Dermatika sollten kurzzeitig und dünn aufgetragen werden, Patienten sollten sich an die empfohlene Dosierung halten, da es zu einer Epidermisatrophie kommen kann. Das Auftreten von Nebenwirkungen bei Dermatika mit Cortisol oder Derivaten ist im Wesentlichen abhängig von der Hautbeschaffenheit, dem Applikationsmodus und -ort sowie der Anwendungsdauer. Bei kurzfristiger Applikation sind in der Regel keine typischen Cortisol-Nebenwirkungen zu befürchten. Bei Patienten mit dermatologische Erkrankungen, die mittels Topika nicht ausreichend behandelt werden können, wird als nächster Schritt die Tabletteneinnahme in Erwägung gezogen.
Durch chemische Veränderungen am Cortisol-Molekül werden Glucocorticoide entwickelt, die sich hinsichtlich der Affinität am Glucocorticoid-Rezeptor, der Bioverfügbarkeit als auch der biologischen Halbwertzeit (HWZ) deutlich unterscheiden. Zum Beispiel hat Prednisolon eine kurze HWZ, während Triamcinolonacetonid mittellang- und Dexamethason langwirksam sind. Bei allen systemisch angewendeten Glucocorticoiden besteht eine dosisabhängige Korrelation zwischen den Wirkungen. Die Wirkstoffe unterscheiden sich lediglich in der Rezeptoraffinität, dem -bindungsverhalten sowie der Pharmakokinetik.
Systemische „Cortisone“ finden weiterhin unter anderem bei rheumatologischen, pneumonologischen und gastroenterologischen Krankheitsbildern Verwendung, aber auch bei Hörsturz. Im Allgemeinen wird die gesamte Tagesdosis frühmorgens zwischen 6 und 8 Uhr eingenommen, nach ärztlicher Anordnung kann die Menge auch auf den Tag verteilt werden. Die Therapie startet in der Regel mit einer ausreichend hohen Dosierung, um möglichst schnell eine Wirkung zu erzielen. Im Laufe der Behandlung wird die Dosis ausschleichend reduziert. Eine zu schnelle Dosisreduktion kann beispielsweise zu einem Wiederaufflammen der Entzündung führen.

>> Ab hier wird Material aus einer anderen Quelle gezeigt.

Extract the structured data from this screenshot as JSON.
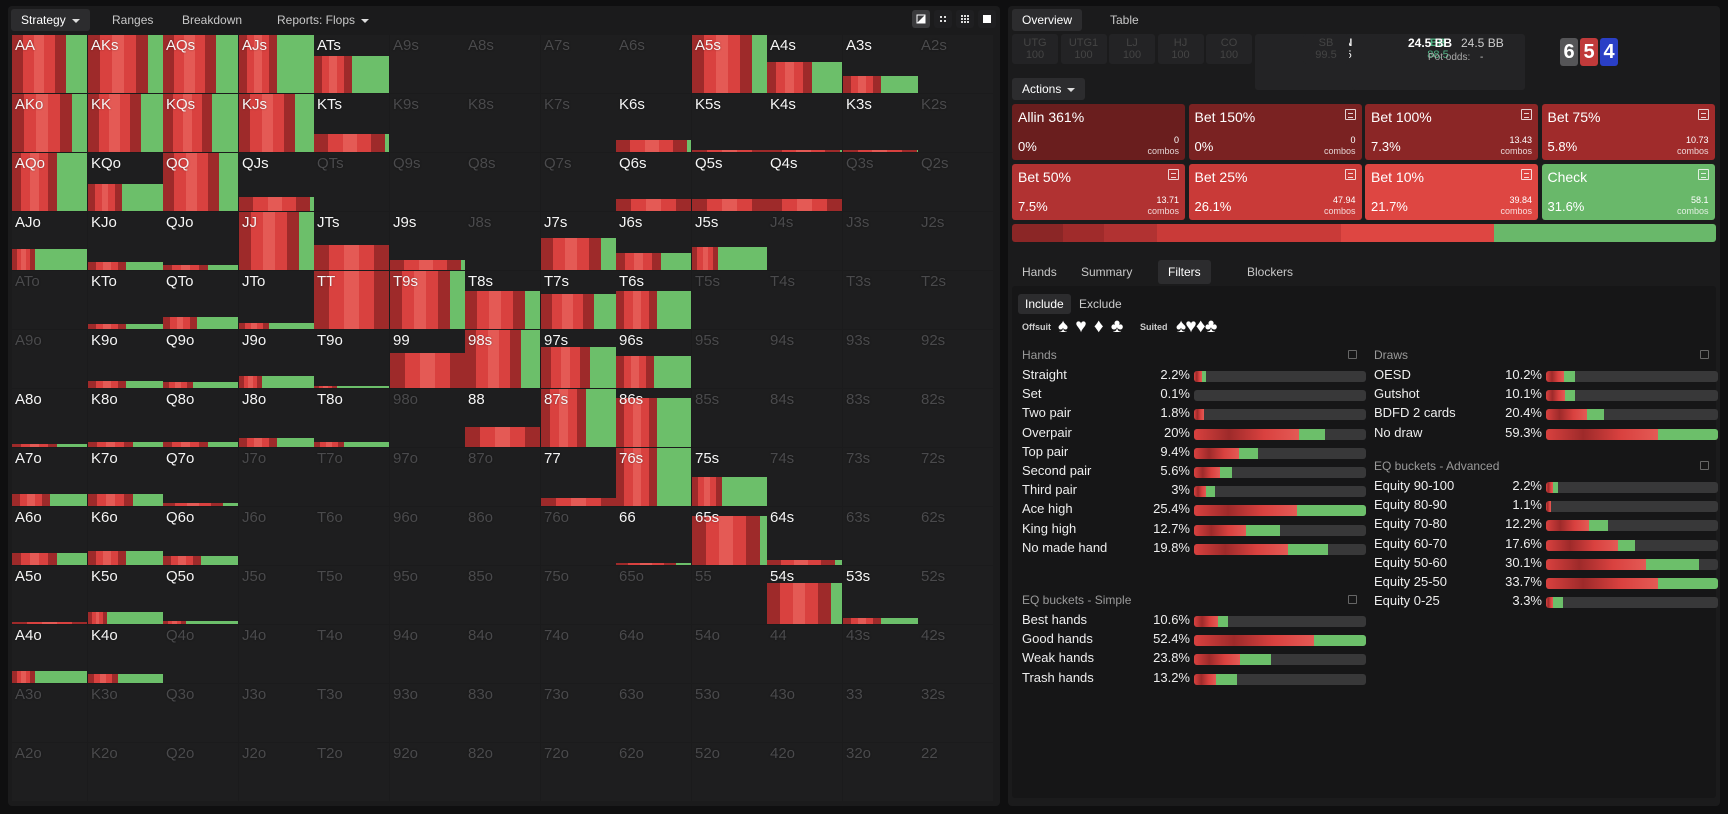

Mögliche Nebenwirkungen von Glucocorticoiden bei längerfristiger Einnahme sind Gewichtszunahme, Hypertonie, Schlafstörungen, Hypertonie, Hyperglykämie, Hypercholesterolämie, Osteoporose, erhöhtes Risiko für Infektionen, ein erhöhtes Thromboserisiko, Katarakt, Glaukom, Wachstumsstörungen bei Kindern, Magengeschwüre und das Morbus Cushing. Manche Effekte treten nur vorübergehend während der Einnahme auf, andere können von Dauer sein. Wichtig ist zudem, dass nicht jeder Wirkstoff alle Nebenwirkungen auslöst.